Bercocok tanam di surga itu merupakan penggambaran
akhlak seorang muslim yang memiliki sikap qona’ah yang artinya merasa cukup dan
akhlak tercela seperti rakus dan tamak,dan apa saja yang diinginkan di surga, dari
perkara-perkara dunia, maka hal itu sangat mungkin bisa terwujud. Dan pemikiran
ini ditegaskan pada sebuah hadist yang artinya : Dari Abu Hurairah radhiyallahu
‘anhu bahwa sesungguhnya suatu hari Nabi Shallallahu ‘alaihi wa sallam
bercerita sedang di samping beliau ada seorang lelaki suku Badui, bahwasanya
seorang lelaki dari penghuni surga meminta izin kepada Tuhannya untuk bercocok
tanam. Allah swt. berfirman: “Bukankah kamu telah memperoleh apa yang kamu
kehendaki?” Laki-laki itu menjawab: “Tentu saja, akan tetapi saya senang
bercocok tanam.” Kemudian penghuni surga itu menaburkan benih, yang dalam
sekejap mata di hadapannya benih itu telah menjadi tanaman yang matang dan siap
dipanen. Tanaman tersebut terkumpul seperti gunung. Lalu Alloh swt. berkata:
“Ambillah wahai anak Adam! Sesungguhnya tidak ada yang bisa membuatmu kenyang.”
Orang Badui itu lalu berkata: “Demi Allah, aku tidak mendapati petani tersebut
kecuali orang Quraisy atau Anshar, karena mereka adalah orang-orang yang suka
bercocok tanam.” Mendengarkan perkataan tersebut, Nabi Shallallahu ‘alaihi
wa sallam tertawa. (HR Imam Bukhari).
Sebuah hadits yang harus dipahami oleh para
petani yang tangannya biasa belepotan lumpur tanah pertanian, yang sekujur
tubuhnya dipenuhi peluh bercucuran di bawah terik matahari, yang harus menunggu
dalam cemas penuh harap apa yang ditanamnya kelak bisa dipanen dengan hasil
yang melimpah.

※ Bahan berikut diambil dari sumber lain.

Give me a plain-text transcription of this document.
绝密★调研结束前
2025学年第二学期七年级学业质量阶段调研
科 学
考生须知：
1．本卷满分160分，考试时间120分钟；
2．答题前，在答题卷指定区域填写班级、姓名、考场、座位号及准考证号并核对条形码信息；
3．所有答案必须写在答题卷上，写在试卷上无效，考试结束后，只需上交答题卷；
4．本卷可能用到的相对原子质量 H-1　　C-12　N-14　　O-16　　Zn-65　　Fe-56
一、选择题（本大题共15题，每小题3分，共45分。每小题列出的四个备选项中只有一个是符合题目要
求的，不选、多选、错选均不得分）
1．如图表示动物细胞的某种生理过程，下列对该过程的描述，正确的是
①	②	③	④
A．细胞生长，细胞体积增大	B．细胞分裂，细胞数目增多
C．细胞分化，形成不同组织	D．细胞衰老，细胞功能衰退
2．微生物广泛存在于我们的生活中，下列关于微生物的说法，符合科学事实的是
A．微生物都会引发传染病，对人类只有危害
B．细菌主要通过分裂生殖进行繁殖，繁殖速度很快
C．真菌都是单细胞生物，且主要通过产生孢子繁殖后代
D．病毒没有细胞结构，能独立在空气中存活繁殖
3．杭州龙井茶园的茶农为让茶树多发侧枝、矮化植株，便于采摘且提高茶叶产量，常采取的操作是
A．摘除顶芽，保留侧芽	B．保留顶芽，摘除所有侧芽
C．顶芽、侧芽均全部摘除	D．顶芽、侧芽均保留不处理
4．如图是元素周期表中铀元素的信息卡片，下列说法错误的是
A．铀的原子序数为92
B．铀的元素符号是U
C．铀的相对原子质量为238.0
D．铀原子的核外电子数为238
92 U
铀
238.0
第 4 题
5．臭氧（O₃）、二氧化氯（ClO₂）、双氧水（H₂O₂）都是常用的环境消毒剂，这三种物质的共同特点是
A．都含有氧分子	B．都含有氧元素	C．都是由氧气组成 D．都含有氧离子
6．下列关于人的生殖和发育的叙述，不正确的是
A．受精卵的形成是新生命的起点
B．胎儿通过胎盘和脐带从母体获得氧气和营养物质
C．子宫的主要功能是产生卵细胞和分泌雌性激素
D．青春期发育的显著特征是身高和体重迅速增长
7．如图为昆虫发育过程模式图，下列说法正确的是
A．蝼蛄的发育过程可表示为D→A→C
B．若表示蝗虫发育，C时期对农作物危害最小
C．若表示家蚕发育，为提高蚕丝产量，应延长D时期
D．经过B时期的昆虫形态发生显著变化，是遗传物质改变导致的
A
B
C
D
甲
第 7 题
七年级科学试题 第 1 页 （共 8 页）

Sebuah hadits yang harus dipahami siapa saja, karena pada
hakikatnya tidak seorangpun manusia terlahirkan di muka bumi ini kecuali
padanya akan dijumpakan kesulitan demi kesulitan hidup.
Inilah sebuah hadits yang
sesungguhnya meyakinkan kita bahwa kelak segala kesulitan yang kita hadapi,
jalan-jalan terjal yang harus kita daki, musibah demi musibah yang harus kita
alami, semuanya akan berakhir dan bermuara pada suatu hari dimana segala
kesulitan itu akan kita dapatkan buahnya. Suatu hari dimana bahkan tidak ada
lagi kesulitan yang akan menimpa kita.